Refseq protein sequences were downloaded from the NCBI Refseq ftp site for the 27 sequenced organisms in the order Rickettsiales (Table 3). The standalone version 1.4 of the OrthoMCL ortholog prediction program was downloaded http://www.orthomcl.org/common/downloads/software/[38]. OrthoMCL was used with default settings and an inflation value of 1.5 to predict orthologs among the protein sequences of the 27 genomes. Briefly, OrthoMCL begins by using an all-versus-all BLAST search to identify reciprocal best BLAST hits among the genomes as putative orthologs, and reciprocal best BLAST hits within genomes as putative in-paralogs. These interconnections are used to form a similarity graph that is used by the MCL clustering algorithm to break mega-clusters into suitable sub-clusters of orthologs [46].

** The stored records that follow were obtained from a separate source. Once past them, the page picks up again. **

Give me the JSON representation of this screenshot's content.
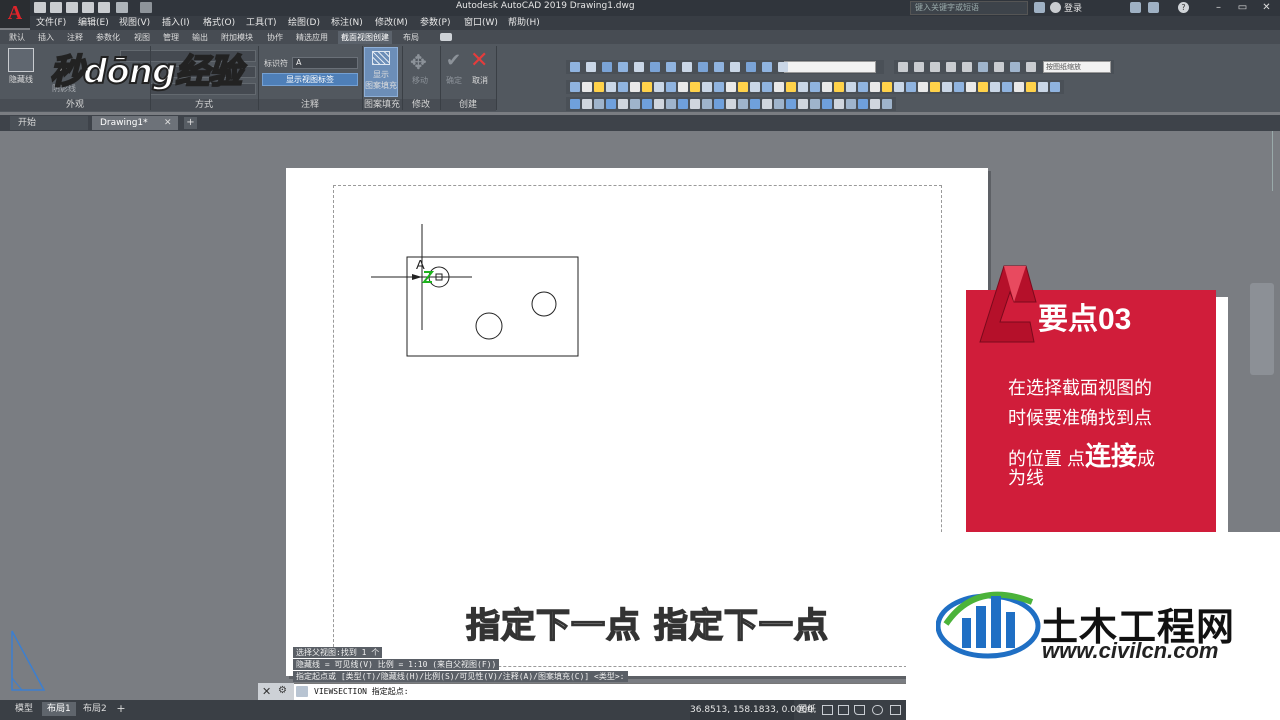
{
  "title_bar": {
    "logo_letter": "A",
    "title": "Autodesk AutoCAD 2019    Drawing1.dwg",
    "search_placeholder": "键入关键字或短语",
    "login_label": "登录",
    "help_label": "?"
  },
  "menu": {
    "items": [
      "文件(F)",
      "编辑(E)",
      "视图(V)",
      "插入(I)",
      "格式(O)",
      "工具(T)",
      "绘图(D)",
      "标注(N)",
      "修改(M)",
      "参数(P)",
      "窗口(W)",
      "帮助(H)"
    ]
  },
  "ribbon_tabs": {
    "items": [
      "默认",
      "插入",
      "注释",
      "参数化",
      "视图",
      "管理",
      "输出",
      "附加模块",
      "协作",
      "精选应用",
      "截面视图创建",
      "布局"
    ],
    "active_index": 10
  },
  "ribbon": {
    "hidden_line_label": "隐藏线",
    "shadow_label": "阴影线",
    "panels": [
      "外观",
      "方式",
      "注释",
      "图案填充",
      "修改",
      "创建"
    ],
    "identifier_label": "标识符",
    "identifier_value": "A",
    "show_view_label_button": "显示视图标签",
    "show_hatch_label": "显示",
    "show_hatch_label2": "图案填充",
    "move_label": "移动",
    "confirm_label": "确定",
    "cancel_label": "取消",
    "scale_combo": "按图纸缩放"
  },
  "brand_watermark": "秒dōng经验",
  "file_tabs": {
    "start": "开始",
    "drawing": "Drawing1*",
    "close_symbol": "✕",
    "add_symbol": "+"
  },
  "drawing": {
    "section_label": "A"
  },
  "card": {
    "heading": "要点03",
    "line1": "在选择截面视图的",
    "line2": "时候要准确找到点",
    "line3a": "的位置 点",
    "line3b": "连接",
    "line3c": "成",
    "line4": "为线",
    "color_primary": "#d01d3a"
  },
  "subtitle": "指定下一点 指定下一点",
  "command": {
    "history": [
      "选择父视图:找到 1 个",
      "隐藏线 = 可见线(V) 比例 = 1:10 (来自父视图(F))",
      "指定起点或 [类型(T)/隐藏线(H)/比例(S)/可见性(V)/注释(A)/图案填充(C)] <类型>:"
    ],
    "current": "VIEWSECTION 指定起点:"
  },
  "status_bar": {
    "layout_tabs": [
      "模型",
      "布局1",
      "布局2"
    ],
    "active_layout": 1,
    "coordinates": "36.8513, 158.1833, 0.0000",
    "space_label": "图纸"
  },
  "watermark": {
    "title": "土木工程网",
    "url": "www.civilcn.com",
    "blue": "#1f6fc4",
    "green": "#4bb33a"
  }
}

For each cluster of orthologous genes the minimum spanning tree (MST) distance was calculated based on the phylogenetic distances among the member genomes. The 16S rRNA gene was extracted from each of the complete genome sequences used in this study (Table 5). A multiple sequence alignment of the 16S genes was generated with Muscle v3.41 [47] using default values for maximum iterations and maximum time. A distance matrix was generated from the aligned sequences with the dnadist program from the Phylip suite v3.68 using the Kimura 2-parameter distance model. For each orthologous cluster, we extracted the taxon IDs of the taxa included in the cluster. Using the calculated distances between taxa based on aligned 16S sequences as edge weights between the taxon nodes, a minimum spanning tree (MST) was generated using Prim's algorithm [48]. Each MST was scored based on the sum of edge weights included in the tree.

Table 5 16S rRNA gene sequence sources

MST distances for each cluster containing a wBm gene were rounded to 2 decimal places and scaled to integers between 0 and 100. The average negative log10 of the e-value for the BLAST alignments between the wBm gene and the other cluster members was scaled to between 0 and 1 and added to the MST integers. This resulted in a ranking score ranging from 0 to 101. The MST distances comprise the majority the score. Within-cluster e-values comprise the minority of the score, thus, for clusters with identical MST distances, the quality of alignments within each cluster determines order.

Drug Target Similarity

The contents of the DrugBank database containing target protein sequence information was downloaded from the DrugBank website http://www.drugbank.ca/[43]. Blastp with default parameters was used to align the 805 wBm protein sequences against the list of protein targets of compounds found within DrugBank. The BLAST results were filtered to remove alignments with e-values less significant than 1×10-25.